This exceptional book by Katherine Boo reads like an absorbing, fascinating novel yet is, almost unbelievably, nonfiction. Boo, a Pulitzer Prize-winning reporter and writer for the New Yorker, lived in Mumbai and delved into the lives of the residents of Annawadi, a small slum beside a lake of sewage, adjacent to a very busy international airport serving Mumbai.
"Everything around us is roses" is how Abdul's younger brother, Mirchi, put it. "And we're the shit in between."
In an afterward, Boo describes her research, interviewing and filming residents with the help of translators and student interns, for four years, then piecing together this extraordinarily vivid and clear-eyed account of key events in the life of Annawadi, including suicides, a murder, a tragic accident involving horses painted like zebras, and always the crushing power of poverty, inequality and pervasive corruption.

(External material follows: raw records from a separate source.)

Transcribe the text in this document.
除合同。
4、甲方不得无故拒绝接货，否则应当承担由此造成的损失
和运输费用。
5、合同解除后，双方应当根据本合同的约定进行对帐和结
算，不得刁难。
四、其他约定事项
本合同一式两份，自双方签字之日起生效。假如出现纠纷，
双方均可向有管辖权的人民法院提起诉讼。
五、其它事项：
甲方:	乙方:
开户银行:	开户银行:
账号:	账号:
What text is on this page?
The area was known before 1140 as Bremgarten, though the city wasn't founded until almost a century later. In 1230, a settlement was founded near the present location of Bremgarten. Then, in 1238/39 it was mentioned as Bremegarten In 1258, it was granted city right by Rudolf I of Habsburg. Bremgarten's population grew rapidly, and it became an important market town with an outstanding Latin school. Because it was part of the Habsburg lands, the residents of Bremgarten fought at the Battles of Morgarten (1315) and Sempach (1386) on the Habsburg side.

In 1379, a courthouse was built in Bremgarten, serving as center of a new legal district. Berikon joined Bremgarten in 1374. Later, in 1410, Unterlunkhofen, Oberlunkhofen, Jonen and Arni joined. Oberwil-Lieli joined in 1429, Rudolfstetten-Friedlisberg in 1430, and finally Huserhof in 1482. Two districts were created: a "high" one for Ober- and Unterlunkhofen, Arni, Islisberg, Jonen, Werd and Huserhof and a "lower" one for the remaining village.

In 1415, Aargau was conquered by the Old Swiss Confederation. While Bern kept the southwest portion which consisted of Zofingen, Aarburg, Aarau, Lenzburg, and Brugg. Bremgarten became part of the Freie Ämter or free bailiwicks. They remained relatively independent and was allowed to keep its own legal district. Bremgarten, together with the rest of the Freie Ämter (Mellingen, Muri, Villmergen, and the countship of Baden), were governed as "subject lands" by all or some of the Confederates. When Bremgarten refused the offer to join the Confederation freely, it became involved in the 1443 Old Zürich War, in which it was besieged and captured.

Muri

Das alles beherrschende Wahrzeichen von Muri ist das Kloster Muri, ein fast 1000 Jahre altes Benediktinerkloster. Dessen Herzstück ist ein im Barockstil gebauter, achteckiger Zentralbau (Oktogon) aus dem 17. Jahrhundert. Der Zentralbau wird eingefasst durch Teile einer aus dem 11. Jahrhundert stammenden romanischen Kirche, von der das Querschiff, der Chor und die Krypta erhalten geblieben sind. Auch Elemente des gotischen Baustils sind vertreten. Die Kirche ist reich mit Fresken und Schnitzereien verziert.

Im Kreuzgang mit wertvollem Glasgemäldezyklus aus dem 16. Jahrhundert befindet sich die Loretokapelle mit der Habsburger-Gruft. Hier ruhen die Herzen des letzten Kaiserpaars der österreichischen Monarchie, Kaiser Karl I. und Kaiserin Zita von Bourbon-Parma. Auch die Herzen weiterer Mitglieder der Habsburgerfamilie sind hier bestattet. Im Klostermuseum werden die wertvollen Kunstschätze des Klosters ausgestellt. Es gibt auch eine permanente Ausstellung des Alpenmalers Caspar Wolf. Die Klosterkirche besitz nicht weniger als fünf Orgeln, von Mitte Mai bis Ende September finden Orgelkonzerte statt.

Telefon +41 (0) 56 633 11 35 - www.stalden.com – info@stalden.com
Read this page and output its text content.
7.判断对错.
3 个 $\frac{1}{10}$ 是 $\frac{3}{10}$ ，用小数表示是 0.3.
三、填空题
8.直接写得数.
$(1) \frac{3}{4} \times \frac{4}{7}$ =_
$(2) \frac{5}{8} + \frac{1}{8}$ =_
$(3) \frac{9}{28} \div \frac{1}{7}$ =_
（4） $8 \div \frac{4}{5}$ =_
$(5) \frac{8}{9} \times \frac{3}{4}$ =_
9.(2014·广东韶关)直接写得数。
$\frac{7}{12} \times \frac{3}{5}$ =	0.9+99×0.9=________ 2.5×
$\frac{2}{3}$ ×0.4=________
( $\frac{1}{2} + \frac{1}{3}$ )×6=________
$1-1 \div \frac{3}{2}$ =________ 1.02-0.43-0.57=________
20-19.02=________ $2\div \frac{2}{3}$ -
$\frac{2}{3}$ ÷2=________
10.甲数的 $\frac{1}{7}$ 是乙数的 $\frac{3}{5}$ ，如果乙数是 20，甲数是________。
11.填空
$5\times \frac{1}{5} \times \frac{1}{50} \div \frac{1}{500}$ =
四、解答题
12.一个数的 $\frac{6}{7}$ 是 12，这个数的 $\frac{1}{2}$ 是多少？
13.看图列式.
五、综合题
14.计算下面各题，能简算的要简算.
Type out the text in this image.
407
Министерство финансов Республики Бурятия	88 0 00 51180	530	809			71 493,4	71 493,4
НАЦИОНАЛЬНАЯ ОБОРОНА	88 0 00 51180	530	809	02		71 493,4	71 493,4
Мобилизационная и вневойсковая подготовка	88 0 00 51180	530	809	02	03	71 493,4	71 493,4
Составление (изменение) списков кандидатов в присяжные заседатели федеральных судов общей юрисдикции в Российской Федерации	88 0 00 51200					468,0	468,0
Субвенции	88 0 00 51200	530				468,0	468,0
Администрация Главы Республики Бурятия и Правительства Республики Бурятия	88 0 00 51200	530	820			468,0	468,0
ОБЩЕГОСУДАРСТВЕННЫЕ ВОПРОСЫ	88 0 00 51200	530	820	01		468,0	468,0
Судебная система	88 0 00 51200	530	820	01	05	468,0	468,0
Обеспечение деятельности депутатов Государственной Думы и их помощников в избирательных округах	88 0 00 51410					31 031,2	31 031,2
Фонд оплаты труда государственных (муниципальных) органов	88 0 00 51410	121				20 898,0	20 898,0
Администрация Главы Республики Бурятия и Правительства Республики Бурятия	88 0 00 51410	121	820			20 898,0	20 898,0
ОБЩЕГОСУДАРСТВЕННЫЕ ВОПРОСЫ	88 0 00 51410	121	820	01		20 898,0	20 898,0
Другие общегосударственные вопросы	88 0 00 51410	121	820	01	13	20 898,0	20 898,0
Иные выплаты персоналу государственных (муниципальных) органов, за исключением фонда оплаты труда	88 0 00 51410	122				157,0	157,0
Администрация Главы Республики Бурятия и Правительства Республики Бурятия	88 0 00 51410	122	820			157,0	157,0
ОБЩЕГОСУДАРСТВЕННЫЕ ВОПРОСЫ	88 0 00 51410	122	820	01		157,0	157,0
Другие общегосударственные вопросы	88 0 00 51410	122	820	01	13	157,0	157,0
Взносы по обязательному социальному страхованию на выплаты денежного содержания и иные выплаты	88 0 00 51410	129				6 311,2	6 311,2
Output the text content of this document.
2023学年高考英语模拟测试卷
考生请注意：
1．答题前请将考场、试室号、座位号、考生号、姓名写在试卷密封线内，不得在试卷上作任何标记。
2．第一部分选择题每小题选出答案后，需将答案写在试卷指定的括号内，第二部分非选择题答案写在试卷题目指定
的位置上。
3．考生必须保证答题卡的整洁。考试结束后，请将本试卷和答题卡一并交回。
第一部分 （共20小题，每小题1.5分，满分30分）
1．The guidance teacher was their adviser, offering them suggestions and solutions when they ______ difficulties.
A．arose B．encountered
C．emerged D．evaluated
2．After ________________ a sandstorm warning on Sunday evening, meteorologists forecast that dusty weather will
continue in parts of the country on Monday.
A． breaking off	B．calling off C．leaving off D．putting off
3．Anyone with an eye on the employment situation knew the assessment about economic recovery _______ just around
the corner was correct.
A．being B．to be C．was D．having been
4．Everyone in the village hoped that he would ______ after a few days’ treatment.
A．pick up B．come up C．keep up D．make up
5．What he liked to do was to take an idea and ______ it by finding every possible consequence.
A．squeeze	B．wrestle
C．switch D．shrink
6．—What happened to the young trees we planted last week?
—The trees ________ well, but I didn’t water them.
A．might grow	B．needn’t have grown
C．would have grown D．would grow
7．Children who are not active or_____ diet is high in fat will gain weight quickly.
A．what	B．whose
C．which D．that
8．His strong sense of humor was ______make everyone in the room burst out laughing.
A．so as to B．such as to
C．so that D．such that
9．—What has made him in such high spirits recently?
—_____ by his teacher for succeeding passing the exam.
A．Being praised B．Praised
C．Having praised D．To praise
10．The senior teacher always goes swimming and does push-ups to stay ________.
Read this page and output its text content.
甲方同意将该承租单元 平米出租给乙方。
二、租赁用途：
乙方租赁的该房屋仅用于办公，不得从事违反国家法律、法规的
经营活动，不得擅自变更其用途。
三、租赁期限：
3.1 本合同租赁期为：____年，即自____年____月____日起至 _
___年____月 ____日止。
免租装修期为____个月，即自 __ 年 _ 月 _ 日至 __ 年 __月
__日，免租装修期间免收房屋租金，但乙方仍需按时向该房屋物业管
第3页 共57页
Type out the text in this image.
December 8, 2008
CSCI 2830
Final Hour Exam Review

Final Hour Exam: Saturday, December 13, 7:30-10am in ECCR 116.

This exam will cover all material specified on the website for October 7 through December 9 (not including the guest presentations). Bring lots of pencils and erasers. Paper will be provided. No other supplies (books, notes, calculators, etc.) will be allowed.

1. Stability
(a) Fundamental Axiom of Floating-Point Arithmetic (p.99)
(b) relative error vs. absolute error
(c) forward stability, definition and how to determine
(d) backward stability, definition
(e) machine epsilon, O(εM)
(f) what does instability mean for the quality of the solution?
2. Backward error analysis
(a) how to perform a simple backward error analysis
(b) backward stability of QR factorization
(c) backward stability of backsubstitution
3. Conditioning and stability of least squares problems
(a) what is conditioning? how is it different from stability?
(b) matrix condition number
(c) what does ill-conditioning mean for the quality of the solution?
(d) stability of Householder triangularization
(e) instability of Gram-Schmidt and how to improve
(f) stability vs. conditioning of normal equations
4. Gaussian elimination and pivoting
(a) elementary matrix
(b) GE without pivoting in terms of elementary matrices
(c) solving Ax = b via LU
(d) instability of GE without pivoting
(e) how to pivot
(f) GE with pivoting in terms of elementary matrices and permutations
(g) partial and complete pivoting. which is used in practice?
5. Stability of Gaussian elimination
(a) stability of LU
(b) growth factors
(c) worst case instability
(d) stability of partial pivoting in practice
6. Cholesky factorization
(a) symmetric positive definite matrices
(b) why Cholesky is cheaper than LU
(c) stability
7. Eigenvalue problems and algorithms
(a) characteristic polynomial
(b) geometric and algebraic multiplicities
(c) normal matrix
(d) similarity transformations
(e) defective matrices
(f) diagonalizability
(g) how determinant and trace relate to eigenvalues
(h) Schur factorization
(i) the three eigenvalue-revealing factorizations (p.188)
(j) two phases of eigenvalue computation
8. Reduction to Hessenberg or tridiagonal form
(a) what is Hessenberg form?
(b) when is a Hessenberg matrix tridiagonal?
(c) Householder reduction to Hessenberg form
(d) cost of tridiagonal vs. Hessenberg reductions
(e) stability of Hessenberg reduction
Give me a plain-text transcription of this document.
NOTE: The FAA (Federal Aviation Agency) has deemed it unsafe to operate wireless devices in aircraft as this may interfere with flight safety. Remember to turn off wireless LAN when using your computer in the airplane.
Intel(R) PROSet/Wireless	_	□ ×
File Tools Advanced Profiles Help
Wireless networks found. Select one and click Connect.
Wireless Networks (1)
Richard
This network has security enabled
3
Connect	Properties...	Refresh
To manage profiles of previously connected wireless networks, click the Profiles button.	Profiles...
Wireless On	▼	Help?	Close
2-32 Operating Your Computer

As Abdul and his family had already learned, the police station was not a place where victimhood was redressed and public safety held dear. It was a hectic bazaar, like many other institutions in Mumbai, and investigating Kalu's death was not a profit generating enterprise."
Boo's aim is to understand how globalization and world economics shape the lives of those at the lower end of the economic scale and her insights are penetrating and empathetic. This is a beautiful book, though heartbreakingly sad.